The left-hand figure stands with his feet spread apart, knees bent, and arms widespread. In his proper right hand, he holds a sacrificial knife. In his proper left hand, he holds a severed head by the hair. Blood pouring from the freshly-cut neck is rendered as a three-lobed moisture symbol. To the right, the decapitated victim is shown kneeling in defeat, arms hanging to either side. Six intertwining blood serpents gush out of the stump of his neck, emphasizing the gruesome spectacle of this event.

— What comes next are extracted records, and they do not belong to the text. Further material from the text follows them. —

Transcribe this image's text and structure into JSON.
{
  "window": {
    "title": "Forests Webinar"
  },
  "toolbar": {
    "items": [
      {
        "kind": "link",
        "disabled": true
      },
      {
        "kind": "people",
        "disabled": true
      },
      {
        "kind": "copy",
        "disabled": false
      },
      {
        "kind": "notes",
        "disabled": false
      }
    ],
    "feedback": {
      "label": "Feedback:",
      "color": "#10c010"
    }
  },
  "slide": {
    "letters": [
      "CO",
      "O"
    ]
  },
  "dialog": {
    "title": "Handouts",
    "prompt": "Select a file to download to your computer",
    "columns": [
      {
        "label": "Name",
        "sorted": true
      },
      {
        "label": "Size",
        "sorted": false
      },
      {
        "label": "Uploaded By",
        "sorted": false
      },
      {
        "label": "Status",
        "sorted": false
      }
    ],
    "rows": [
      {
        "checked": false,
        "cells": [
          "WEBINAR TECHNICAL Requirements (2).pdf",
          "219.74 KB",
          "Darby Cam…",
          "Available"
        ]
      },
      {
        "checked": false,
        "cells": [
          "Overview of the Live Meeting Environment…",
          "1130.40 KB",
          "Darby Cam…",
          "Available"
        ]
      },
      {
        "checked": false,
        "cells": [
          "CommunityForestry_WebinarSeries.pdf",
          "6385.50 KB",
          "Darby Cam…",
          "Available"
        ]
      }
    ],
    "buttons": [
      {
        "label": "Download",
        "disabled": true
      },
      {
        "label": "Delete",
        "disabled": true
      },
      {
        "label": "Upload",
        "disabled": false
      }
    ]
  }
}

The ballgame was a highly ritualized sport replete with metaphorical allusions to solar and agricultural cycles. The rite of decapitation soaked the earth with fertilizing blood, ensuring that the crops would grow and the sun would rise. Here, the sacred nature of the event is alluded to in various ways. First, the ballplayer on the left is surrounded by precious symbols, as though he inhabits a jeweled environment. For instance, a bead flanked by two shells fills the space between his legs, while a large jade bead hovers above him to the left. Second, the figure sings out a scrolling offering of speech or song, marked with precious jewels. Even the face attached to his ballgame belt sings out a scroll, which drips with a bead assemblage. Jeweled speech scrolls are frequently encountered in Mesoamerican art, where they were used to depict the sacred nature of ritual speech as a precious offering.

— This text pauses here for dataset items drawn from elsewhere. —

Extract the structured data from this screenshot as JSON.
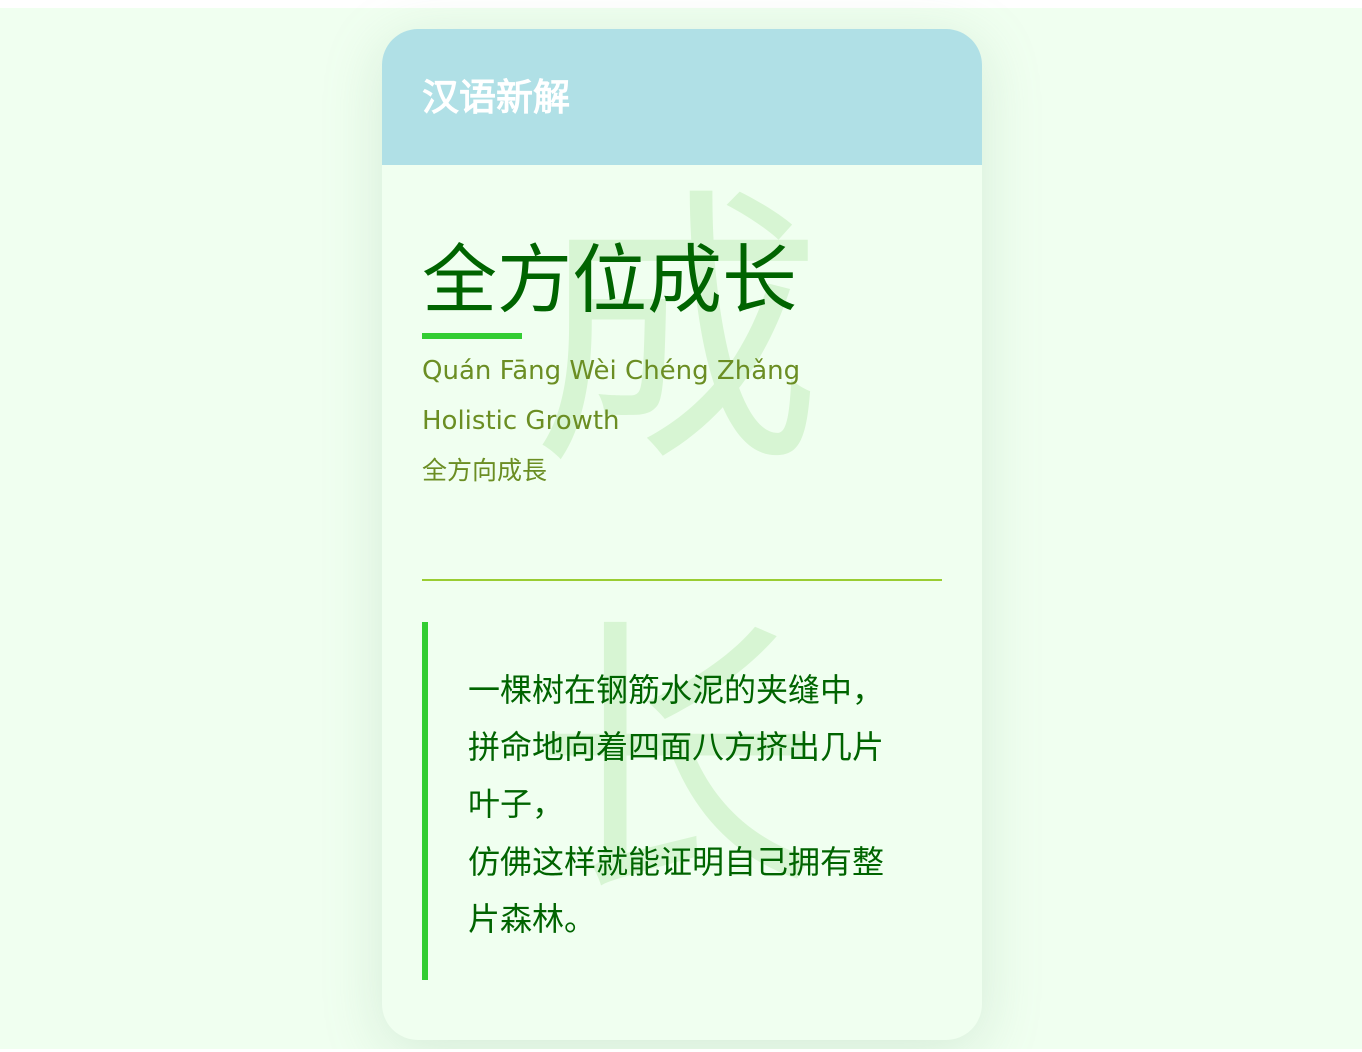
{
  "header": {
    "title": "汉语新解"
  },
  "watermark": {
    "char_1": "成",
    "char_2": "长"
  },
  "word": {
    "chinese": "全方位成长",
    "pinyin": "Quán Fāng Wèi Chéng Zhǎng",
    "english": "Holistic Growth",
    "traditional": "全方向成長"
  },
  "quote": {
    "lines": [
      "一棵树在钢筋水泥的夹缝中，",
      "拼命地向着四面八方挤出几片",
      "叶子，",
      "仿佛这样就能证明自己拥有整",
      "片森林。"
    ]
  },
  "colors": {
    "page_background": "#f0fff0",
    "header_background": "#b0e0e6",
    "title_green": "#006400",
    "accent_green": "#32cd32",
    "olive_text": "#6b8e23",
    "divider": "#9acd32",
    "watermark": "#c8efc0"
  }
}
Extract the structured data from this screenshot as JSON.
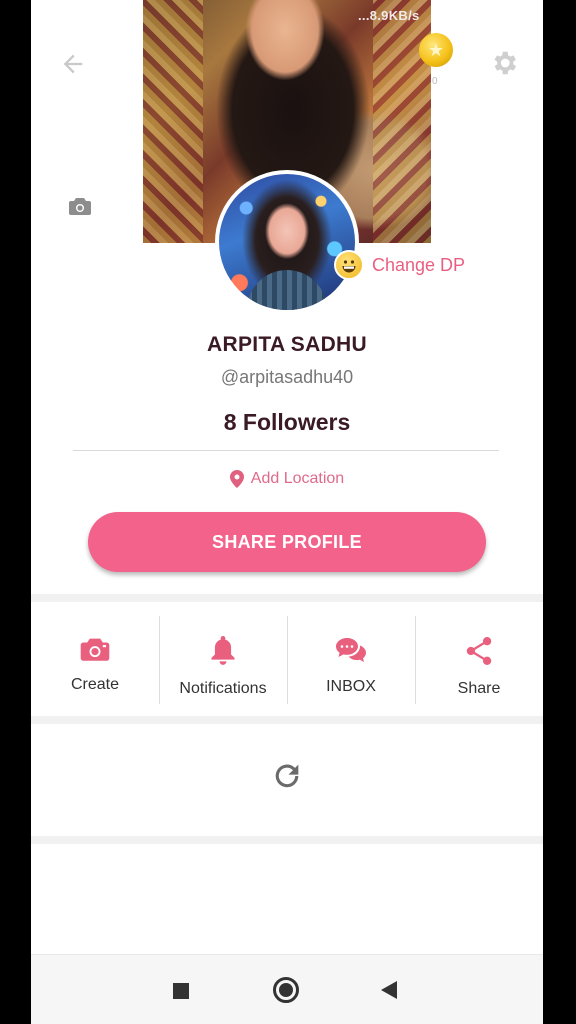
{
  "status": {
    "net_speed": "...8.9KB/s"
  },
  "header": {
    "coin_count": "0"
  },
  "profile": {
    "change_dp_label": "Change DP",
    "name": "ARPITA SADHU",
    "handle": "@arpitasadhu40",
    "followers": "8 Followers",
    "location_label": "Add Location",
    "share_label": "SHARE PROFILE"
  },
  "actions": [
    {
      "label": "Create",
      "icon": "camera-icon"
    },
    {
      "label": "Notifications",
      "icon": "bell-icon"
    },
    {
      "label": "INBOX",
      "icon": "chat-icon"
    },
    {
      "label": "Share",
      "icon": "share-icon"
    }
  ],
  "colors": {
    "accent": "#f3628a",
    "accent_text": "#e95f82",
    "name_text": "#3a1a24"
  }
}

For Jaina-style ballplayers, see 1986.615, 1986.617, 1986.621, 1986.622A-B, and 1985.635.
-Lucia R. Henderson, 2016
- "The 150th Year, Pre-Columbian Ballgame of Ancient America"-- Rijksmuseum voor Volkenkunde, Leiden, 6/18/1988- 9/12/1988.
- "Teotihuacan: Art from the City of the Gods"-- The Fine Arts Museums of San Francisco, M.H. deYoung Memorial Museum, San Francisco, 5/26/1993-11/1/1993
- "The Ballgame"-- Denver Museum of Natural History, 3/17/1995-7/1995.